The plot of Romeo and Juliet could be rewritten in a paragraph but probably wouldn't have had the same impact.
True, but this isn't prose or high literature. What reason do you suggest why "his or her" would be preferable to "their" in this context?
The prescriptivist "It's grammatically incorrect" argument doesn't hold much water when it has been used since middle English.
In a poem, I can see the thought:
"I tried to fit the cadence of this clause
Within the measure of this poem's form
Which has in past and present be the norm
By which this poem, too, seeks to adhere.
This is my authorial choice's cause
for my decision not to use a "their"." But if to find an alternate way to word
Your writing's pronouns strikes you as absurd
I nonetheless opine that you still ought
To make the token effort to include
With "their" all people by the same respect
That you for yourself would from them expect.
Refusing this, I feel, would be quite rude.
Nice ditty.
Regional dialect, fluidity of language, variety - even habit.
Oh, I do respectfully disagree with that, especially when you cite medieval English but reference an American language dictionary as your source.
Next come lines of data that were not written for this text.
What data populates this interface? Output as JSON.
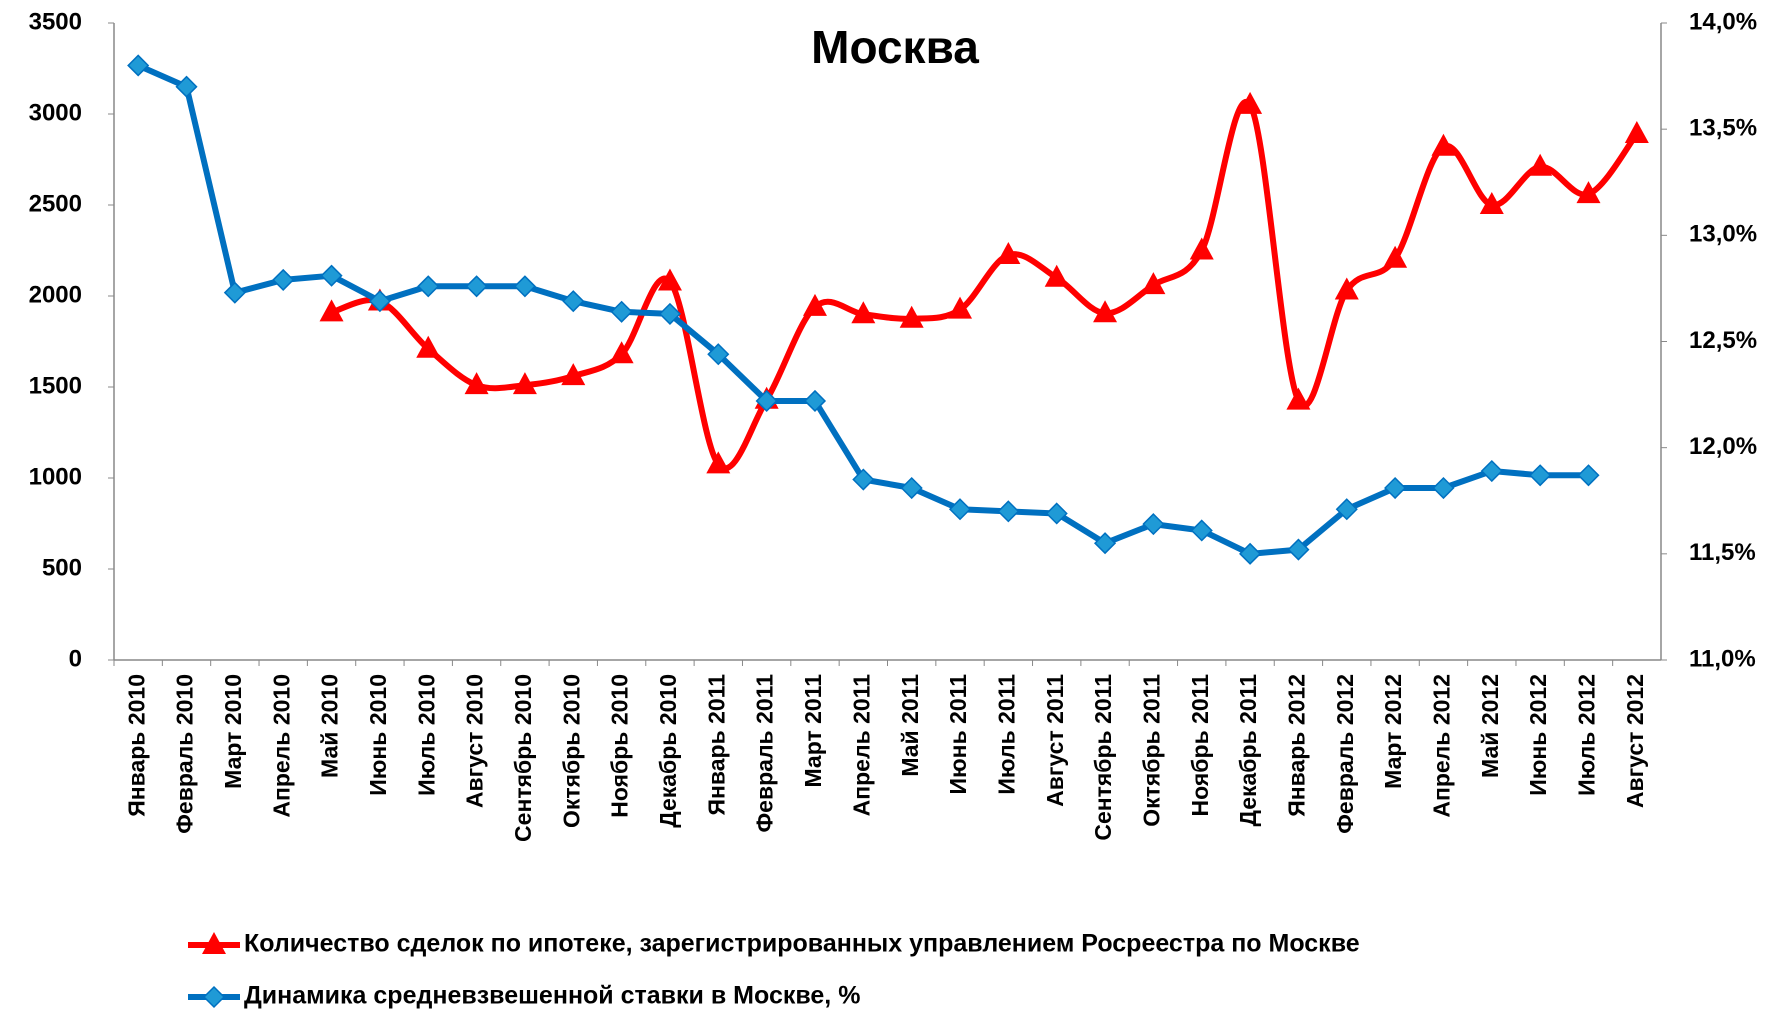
{
  "chart_data": {
    "type": "line",
    "title": "Москва",
    "categories": [
      "Январь 2010",
      "Февраль 2010",
      "Март 2010",
      "Апрель 2010",
      "Май 2010",
      "Июнь 2010",
      "Июль 2010",
      "Август 2010",
      "Сентябрь 2010",
      "Октябрь 2010",
      "Ноябрь 2010",
      "Декабрь 2010",
      "Январь 2011",
      "Февраль 2011",
      "Март 2011",
      "Апрель 2011",
      "Май 2011",
      "Июнь 2011",
      "Июль 2011",
      "Август 2011",
      "Сентябрь 2011",
      "Октябрь 2011",
      "Ноябрь 2011",
      "Декабрь 2011",
      "Январь 2012",
      "Февраль 2012",
      "Март 2012",
      "Апрель 2012",
      "Май 2012",
      "Июнь 2012",
      "Июль 2012",
      "Август 2012"
    ],
    "series": [
      {
        "name": "Количество сделок по ипотеке, зарегистрированных управлением Росреестра по Москве",
        "color": "#ff0000",
        "marker": "triangle",
        "smooth": true,
        "values": [
          null,
          null,
          null,
          null,
          1910,
          1970,
          1710,
          1510,
          1510,
          1560,
          1680,
          2080,
          1075,
          1430,
          1940,
          1900,
          1875,
          1925,
          2225,
          2100,
          1905,
          2060,
          2250,
          3050,
          1425,
          2030,
          2205,
          2820,
          2500,
          2710,
          2560,
          2890
        ]
      },
      {
        "name": "Динамика средневзвешенной ставки в Москве, %",
        "color": "#0070c0",
        "marker": "diamond",
        "axis": "y2",
        "values": [
          13.8,
          13.7,
          12.73,
          12.79,
          12.81,
          12.69,
          12.76,
          12.76,
          12.76,
          12.69,
          12.64,
          12.63,
          12.44,
          12.22,
          12.22,
          11.85,
          11.81,
          11.71,
          11.7,
          11.69,
          11.55,
          11.64,
          11.61,
          11.5,
          11.52,
          11.71,
          11.81,
          11.81,
          11.89,
          11.87,
          11.87,
          null
        ]
      }
    ],
    "ylim": [
      0,
      3500
    ],
    "yticks": [
      0,
      500,
      1000,
      1500,
      2000,
      2500,
      3000,
      3500
    ],
    "y2lim": [
      11,
      14
    ],
    "y2ticks": [
      {
        "value": 11,
        "label": "11,0%"
      },
      {
        "value": 11.5,
        "label": "11,5%"
      },
      {
        "value": 12,
        "label": "12,0%"
      },
      {
        "value": 12.5,
        "label": "12,5%"
      },
      {
        "value": 13,
        "label": "13,0%"
      },
      {
        "value": 13.5,
        "label": "13,5%"
      },
      {
        "value": 14,
        "label": "14,0%"
      }
    ],
    "grid": false
  }
}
I could just as viably give "his or hers" as equally valid as "theirs", because it is. We're not newspaper headline writers, nobody penalises us if we use a few more characters for any reason. And you could switch back and forth between them both for variety.
Thank you :)
Those explain why it might be the first thing people reach to, but I wasn't trying to demonise that. I was trying to offer an argument for the alternative that I consider both more convenient to write and read and more inclusive. Habits can be changed.
Does the nature of the source invalidate the content and points it makes? English is still English, and I was looking for a source that wasn't Wikipedia, but also was publically accessible. I could have just copied all of Wikipedia's references, but most of them are books or journals that I don't expect people to have access to and didn't individually check. We could debate here what burden of proof is to be expected in an online debate, but I didn't think the matter to be worth serious discussion.
The point is the same: there are plenty of historical examples of it being used. To be clear, this is a pre-emptive counterargument to a point I've occasionally seen made: That the singular they was a new invention and should be rejected on that ground. If past usage has no bearing on your current decision, that argument obviously holds no weight.
In the latter case, I contend that the increasing spread, particularly in the context of that spread, legitimises its use for that purpose. I fall in with the descriptivists: Rules should describe contemporary usage, not prescribe it.
Ultimately, I believe using "they" for gender neutrality is more inclusive for identities outside the binary. I consider the difference in usage trivial enough that the difference in respect justifies it.
But that's not what you did, at first anyway. You were looking for an argument. You asked someone to justify something that to you is a slight, with no way of knowing whether the other person intended it that way. They got defensive because they have no idea what you're getting at, from their perspective you're just saying "you said something wrong, this is right" without explaining why.